Remember that the S-97 pusher is wet clutched so it does not stop rotating. Defiant used a dry clutch to attempt to demonstrate the safety aspect of stopping it during ground ops. Unfortunately that clutch sh*t the bed and the Army knows all about it.
At a gas turbine company, I sometimes worked on design of high power aerospace clutches. The wet clutch is always superior to a dry clutch. It is possible to design the Raider wet clutch to be unclutched while idling on the ground, so it sounds like the Raider clutch design is a botch job. A brake would still be needed on the prop, and the clutch plates would need to have spring separators, to make sure the plates separated when the clamp force was removed. A dry clutch has a much much greater wear rate of the clutch plates. Therefore the plates have to be very thick. Then the clamp load has to be massively increased because there are fewer plates. So the dry clutch ends up just as large or larger than the wet clutch. Oil must continuously be supplied to the clutch bearings even with a "dry" clutch. Likely Sikorsky did not account for the very high wear rate of the dry clutch plates.

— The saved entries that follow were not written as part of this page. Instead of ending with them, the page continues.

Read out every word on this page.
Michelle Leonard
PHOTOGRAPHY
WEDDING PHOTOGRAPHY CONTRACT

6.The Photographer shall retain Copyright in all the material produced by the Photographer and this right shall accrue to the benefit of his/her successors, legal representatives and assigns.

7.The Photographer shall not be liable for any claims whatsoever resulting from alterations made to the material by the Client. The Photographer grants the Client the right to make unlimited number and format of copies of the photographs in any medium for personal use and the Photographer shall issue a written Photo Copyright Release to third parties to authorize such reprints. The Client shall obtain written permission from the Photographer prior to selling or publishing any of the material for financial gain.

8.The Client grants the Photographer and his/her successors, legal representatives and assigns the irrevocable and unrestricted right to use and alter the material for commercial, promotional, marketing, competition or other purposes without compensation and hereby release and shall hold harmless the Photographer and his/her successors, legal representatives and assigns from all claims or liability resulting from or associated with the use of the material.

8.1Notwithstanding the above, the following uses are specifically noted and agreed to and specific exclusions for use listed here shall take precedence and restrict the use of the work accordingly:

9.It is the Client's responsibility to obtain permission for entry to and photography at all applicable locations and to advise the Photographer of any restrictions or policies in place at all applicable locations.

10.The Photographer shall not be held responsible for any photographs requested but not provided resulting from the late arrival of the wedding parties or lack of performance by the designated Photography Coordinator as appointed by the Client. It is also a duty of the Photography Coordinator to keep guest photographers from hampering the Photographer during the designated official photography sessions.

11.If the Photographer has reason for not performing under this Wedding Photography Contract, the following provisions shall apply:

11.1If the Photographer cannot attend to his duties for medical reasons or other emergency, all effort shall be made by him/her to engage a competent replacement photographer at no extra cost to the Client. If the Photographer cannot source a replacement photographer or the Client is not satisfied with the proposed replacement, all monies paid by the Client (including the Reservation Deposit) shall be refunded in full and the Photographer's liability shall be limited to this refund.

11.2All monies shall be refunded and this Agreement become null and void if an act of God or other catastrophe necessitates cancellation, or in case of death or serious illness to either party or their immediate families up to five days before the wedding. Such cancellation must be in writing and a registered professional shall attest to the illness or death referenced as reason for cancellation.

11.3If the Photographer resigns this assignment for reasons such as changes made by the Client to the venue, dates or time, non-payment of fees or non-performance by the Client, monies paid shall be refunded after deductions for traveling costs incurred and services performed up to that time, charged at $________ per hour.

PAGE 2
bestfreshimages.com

Think of needing 1.5 inch thick plates instead of .125 inch thick clutch plates. The thermal management of the dry clutch requires shielding around the red hot dry clutch plates, to keep from coking the bearings oil, or even starting a fire. Cooling air is required, and the best source here is engine bleed air. Do everything right, and the dry clutch still has a much shorter clutch plate life than a wet clutch.

The Sikorsky X-wing clutch design, scaled to size, would work just fine.

Last edited by noneofyourbusiness; 18th May 2023 at 22:58.